Sobre assuntos da saúde, sugere-se a leitura dos seguintes posts recentes:
ALGUMAS REFLEXÕES COM ACTUALIDADE
SAÚDE. PODER APARENTE, RUINA IMINENTE
SORO PROVOCA INFECÇÃO
PREPARAR OS FRUTOS DO REFERENDO
PESSOAS NÃO SÃO COISAS
BUSCA E SALVAMENTO EM ANÁLISE !

6 comentários:

Mauricio Baroni disse...

Pra quem não fuma, ficar perto de fumante, é complicado.
Passa lá no meu depois.

Klatuu o embuçado disse...

Portugal vai ficar mais saudável! Até já me sinto a respirar melhor!
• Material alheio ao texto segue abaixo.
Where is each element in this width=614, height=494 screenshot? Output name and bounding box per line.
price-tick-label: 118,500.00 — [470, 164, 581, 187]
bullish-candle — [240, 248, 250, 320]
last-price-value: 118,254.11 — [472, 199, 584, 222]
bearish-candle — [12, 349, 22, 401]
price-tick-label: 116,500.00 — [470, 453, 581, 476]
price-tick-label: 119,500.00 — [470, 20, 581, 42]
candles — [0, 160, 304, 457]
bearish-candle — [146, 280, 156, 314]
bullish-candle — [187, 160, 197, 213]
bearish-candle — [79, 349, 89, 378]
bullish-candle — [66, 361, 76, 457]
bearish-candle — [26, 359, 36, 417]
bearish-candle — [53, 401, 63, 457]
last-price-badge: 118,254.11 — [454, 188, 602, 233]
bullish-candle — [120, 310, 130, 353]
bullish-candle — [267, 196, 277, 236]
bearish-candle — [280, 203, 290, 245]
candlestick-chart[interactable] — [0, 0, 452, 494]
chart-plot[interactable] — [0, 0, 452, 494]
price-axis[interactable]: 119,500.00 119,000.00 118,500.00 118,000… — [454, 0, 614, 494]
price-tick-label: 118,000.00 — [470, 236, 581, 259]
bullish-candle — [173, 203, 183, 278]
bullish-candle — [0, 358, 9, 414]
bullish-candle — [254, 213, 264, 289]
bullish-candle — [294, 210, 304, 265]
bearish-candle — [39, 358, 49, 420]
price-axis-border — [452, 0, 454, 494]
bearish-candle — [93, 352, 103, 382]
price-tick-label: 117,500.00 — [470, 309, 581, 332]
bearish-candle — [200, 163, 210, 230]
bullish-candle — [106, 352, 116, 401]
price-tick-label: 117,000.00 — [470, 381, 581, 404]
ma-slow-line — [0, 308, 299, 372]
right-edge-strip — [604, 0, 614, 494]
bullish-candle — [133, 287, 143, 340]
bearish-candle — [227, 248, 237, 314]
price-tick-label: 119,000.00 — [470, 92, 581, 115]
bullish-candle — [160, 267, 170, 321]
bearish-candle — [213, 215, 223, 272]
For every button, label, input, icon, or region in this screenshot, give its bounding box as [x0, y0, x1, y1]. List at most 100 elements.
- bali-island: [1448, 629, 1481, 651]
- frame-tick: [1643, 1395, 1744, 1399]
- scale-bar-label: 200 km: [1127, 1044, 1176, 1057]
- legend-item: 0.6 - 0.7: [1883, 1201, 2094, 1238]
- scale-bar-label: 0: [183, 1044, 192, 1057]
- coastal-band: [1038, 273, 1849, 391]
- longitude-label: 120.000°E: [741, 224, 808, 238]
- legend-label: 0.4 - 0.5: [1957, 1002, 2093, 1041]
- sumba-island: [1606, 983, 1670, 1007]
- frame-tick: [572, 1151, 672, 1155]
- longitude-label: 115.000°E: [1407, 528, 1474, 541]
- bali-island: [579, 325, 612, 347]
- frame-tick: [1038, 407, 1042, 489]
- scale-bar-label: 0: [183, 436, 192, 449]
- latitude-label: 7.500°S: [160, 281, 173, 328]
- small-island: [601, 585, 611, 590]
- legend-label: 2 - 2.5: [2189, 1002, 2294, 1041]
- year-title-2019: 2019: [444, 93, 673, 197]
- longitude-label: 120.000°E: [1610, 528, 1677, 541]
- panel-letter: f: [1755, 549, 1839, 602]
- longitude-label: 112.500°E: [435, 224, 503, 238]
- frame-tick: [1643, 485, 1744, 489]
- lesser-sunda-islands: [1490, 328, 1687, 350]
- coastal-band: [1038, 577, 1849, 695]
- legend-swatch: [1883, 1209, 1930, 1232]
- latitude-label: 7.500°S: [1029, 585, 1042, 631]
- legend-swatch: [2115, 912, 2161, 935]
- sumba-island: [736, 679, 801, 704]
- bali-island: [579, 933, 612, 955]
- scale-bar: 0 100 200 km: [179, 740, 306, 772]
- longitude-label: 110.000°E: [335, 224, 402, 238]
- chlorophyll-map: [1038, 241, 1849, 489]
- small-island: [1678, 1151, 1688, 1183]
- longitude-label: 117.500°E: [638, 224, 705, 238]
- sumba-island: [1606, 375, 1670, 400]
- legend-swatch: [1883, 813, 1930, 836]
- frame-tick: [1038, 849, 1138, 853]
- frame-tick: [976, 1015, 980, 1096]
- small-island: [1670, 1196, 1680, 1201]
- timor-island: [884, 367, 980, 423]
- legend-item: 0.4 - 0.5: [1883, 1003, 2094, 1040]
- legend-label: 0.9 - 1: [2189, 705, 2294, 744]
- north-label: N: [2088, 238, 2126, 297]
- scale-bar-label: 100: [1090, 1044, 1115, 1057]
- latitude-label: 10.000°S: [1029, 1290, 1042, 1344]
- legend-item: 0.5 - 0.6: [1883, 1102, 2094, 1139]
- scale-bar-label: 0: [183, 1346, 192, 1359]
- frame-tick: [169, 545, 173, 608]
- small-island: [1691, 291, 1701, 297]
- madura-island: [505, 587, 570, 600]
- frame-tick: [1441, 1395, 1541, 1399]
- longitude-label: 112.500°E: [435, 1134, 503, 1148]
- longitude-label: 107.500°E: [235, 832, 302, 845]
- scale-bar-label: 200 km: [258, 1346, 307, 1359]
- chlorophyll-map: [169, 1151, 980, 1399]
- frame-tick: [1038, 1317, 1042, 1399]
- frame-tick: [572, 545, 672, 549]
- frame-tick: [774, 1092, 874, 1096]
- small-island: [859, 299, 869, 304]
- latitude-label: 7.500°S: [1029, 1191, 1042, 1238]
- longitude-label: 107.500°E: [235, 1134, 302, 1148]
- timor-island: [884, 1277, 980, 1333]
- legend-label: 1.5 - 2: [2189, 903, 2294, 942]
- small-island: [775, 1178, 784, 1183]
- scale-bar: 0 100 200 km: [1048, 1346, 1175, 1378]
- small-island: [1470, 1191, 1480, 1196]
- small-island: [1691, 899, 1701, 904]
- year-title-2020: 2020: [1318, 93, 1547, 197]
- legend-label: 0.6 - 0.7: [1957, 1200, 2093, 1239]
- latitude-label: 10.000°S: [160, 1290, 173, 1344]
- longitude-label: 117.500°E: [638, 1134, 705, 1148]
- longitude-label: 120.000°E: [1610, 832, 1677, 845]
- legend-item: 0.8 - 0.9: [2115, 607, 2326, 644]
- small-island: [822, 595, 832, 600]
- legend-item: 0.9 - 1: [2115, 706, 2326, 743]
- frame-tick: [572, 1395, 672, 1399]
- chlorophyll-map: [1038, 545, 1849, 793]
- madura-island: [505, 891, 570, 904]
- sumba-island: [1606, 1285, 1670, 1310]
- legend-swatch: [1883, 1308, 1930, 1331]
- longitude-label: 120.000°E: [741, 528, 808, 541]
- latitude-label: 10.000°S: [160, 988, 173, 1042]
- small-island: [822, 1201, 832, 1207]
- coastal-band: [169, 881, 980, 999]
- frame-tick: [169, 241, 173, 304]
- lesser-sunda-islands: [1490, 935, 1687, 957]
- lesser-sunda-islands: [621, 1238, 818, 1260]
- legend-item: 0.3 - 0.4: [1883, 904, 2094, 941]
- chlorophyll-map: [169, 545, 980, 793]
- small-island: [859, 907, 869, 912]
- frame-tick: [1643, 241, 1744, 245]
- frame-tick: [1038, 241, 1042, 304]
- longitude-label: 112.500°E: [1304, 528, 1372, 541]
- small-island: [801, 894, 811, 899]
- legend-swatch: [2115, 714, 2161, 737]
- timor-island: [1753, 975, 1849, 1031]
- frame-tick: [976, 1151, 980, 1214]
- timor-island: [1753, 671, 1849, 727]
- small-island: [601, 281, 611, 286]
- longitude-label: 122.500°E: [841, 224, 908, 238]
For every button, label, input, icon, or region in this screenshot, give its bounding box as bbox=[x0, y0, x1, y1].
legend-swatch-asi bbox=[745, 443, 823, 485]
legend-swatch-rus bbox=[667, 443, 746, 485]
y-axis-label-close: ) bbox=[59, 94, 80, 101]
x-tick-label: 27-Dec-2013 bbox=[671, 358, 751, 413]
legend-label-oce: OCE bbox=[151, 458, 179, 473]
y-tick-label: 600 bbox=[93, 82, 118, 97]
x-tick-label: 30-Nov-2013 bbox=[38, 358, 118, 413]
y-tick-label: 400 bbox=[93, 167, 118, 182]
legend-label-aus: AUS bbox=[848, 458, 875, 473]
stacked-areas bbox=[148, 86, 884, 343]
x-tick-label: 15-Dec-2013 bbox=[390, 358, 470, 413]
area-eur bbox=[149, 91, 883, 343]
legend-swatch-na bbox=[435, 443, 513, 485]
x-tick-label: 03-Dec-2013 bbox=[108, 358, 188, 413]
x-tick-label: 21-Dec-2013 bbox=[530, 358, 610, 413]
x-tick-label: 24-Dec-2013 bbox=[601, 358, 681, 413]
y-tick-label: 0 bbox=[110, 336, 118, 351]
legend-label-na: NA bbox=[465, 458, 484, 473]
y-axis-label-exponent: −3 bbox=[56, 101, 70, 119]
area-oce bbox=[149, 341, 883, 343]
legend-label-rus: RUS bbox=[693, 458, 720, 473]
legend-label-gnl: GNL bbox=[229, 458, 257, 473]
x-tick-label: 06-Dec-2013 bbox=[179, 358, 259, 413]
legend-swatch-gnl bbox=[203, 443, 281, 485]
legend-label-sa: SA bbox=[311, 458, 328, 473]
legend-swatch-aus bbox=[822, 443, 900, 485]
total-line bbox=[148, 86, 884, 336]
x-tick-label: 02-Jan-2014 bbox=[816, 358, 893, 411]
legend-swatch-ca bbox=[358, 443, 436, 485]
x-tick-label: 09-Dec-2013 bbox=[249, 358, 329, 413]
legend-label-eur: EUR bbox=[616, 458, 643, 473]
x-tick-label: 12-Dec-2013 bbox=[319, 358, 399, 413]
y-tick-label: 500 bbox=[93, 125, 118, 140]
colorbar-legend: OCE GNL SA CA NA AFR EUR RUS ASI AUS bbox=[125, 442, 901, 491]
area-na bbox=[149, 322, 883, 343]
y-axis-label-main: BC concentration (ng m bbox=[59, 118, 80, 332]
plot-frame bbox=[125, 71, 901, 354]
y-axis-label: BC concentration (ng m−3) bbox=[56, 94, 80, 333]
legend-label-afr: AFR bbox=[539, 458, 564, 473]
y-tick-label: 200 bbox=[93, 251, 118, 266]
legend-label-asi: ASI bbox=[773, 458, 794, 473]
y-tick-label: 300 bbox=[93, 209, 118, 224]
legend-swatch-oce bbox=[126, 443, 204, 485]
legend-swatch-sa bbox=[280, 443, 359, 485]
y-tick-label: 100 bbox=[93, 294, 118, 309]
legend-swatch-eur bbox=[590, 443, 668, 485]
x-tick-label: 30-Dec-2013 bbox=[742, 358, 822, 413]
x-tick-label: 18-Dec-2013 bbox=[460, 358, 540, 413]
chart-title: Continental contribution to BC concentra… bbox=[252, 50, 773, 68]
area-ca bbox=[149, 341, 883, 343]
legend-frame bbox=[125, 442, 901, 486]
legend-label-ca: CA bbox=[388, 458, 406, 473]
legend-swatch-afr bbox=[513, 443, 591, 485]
Se não sabes governar... lança foguetes!
Só merda.

linfoma_a-escrota disse...

tadinhos de nós, eu abolia o tsbaco ponto final, akele misto de alcatrões afins que deixam milionários uns quantos genocidas americanos, era tudo trocado a fumar a boa velha cannabis sativa!!


WWW.MOTORATASDEMARTE.BLOGSPOT.COM

MRelvas disse...

Varo João Soares, viva!

O tabaco merecia uma medida forte contra ele, a bem da saúde e aí sim de poupança nas verbas do ministério da saúde daqui a uns anos.

Contra mim falo, porque ainda fumo!

Mas ele recua porque os impostos do tabaco é uma mina para o ESTADO!

Só que o arrecadam agora vão gastá-lo na saúde em tratamentos para o cancro e obstruções respiratórias crónicas!

Veremos até onde o ministro se agarra ao poder.

Penso que o nosso 1º também está a tentar agarrar-se a todo o custo, sem conseguir explicar o inexplicável, esta política de saúde doentia!

Abraços
MR

Tiago Carneiro disse...

Caro Soares, como sempre os seus contributos são muito actuais e válidos. Obrigado.

Eles dizem:
"Temos de nos demarcar de situações repressivas que põem as pessoas a fumar nas escadas", disse ao DN Ricardo Freitas (...)
"Uma coisa é a preocupação com os direitos dos não fumadores, outra é perseguir os fumadores. Alinho na primeira, não na segunda", disse Afonso Candal ao DN.

São dois ANORMAIS que não sabem do que falam.
Nas escolas não se fuma. Há algumas que ainda têm sala de fumadores. O grande problema é que com "paizinhos" de merda que assinam os cartões para os filhos terem autorização para saírem da escola está visto - NÃO FUMAM LÁ DENTRO, FUMAM LÁ FORA!

Apesar de fumador(!!!) sou a favor da repressão aos fumadores. Eu não tenho o direito de obrigar os outros a fumarem o meu cigarro! Se quero fumar saio e fumo!
Nós (portugueses) só lá vamos com repressão. Não há campanha anti-tabaco que resulte.
Se eu mandasse era maços a 10€!!!
E só se fumava ao ar livre ou em casa!

Abraço
Tiago

A. João Soares disse...

Embora não goste de apresentar casos pessoais, recordo que entre 1965 e 1968, frequentei um curso pós-graduação em que éramos cerca de 20 alunos em que todos fumavam excepto eu. Como de inverno as janelas estavam fechadas, o fumo dificultava-me ver o que era escrito quadro. Nessa sala mantinhamo-nos até altas horas da madrugada a preparar trabalhos par o dia seguinte, por vezes em dias seguidos.
Passados poucos anos um médico ao analisar RX torácico perguntou-me se fumava muito. É que os brônquios estavam sujos como se tivesse fumado muito, mas eu era apenas fumador passivo.
Concluí que ser fumador passivo é altamente perigoso. É imperioso que as autoridades defendam a saúde dos não fumadores.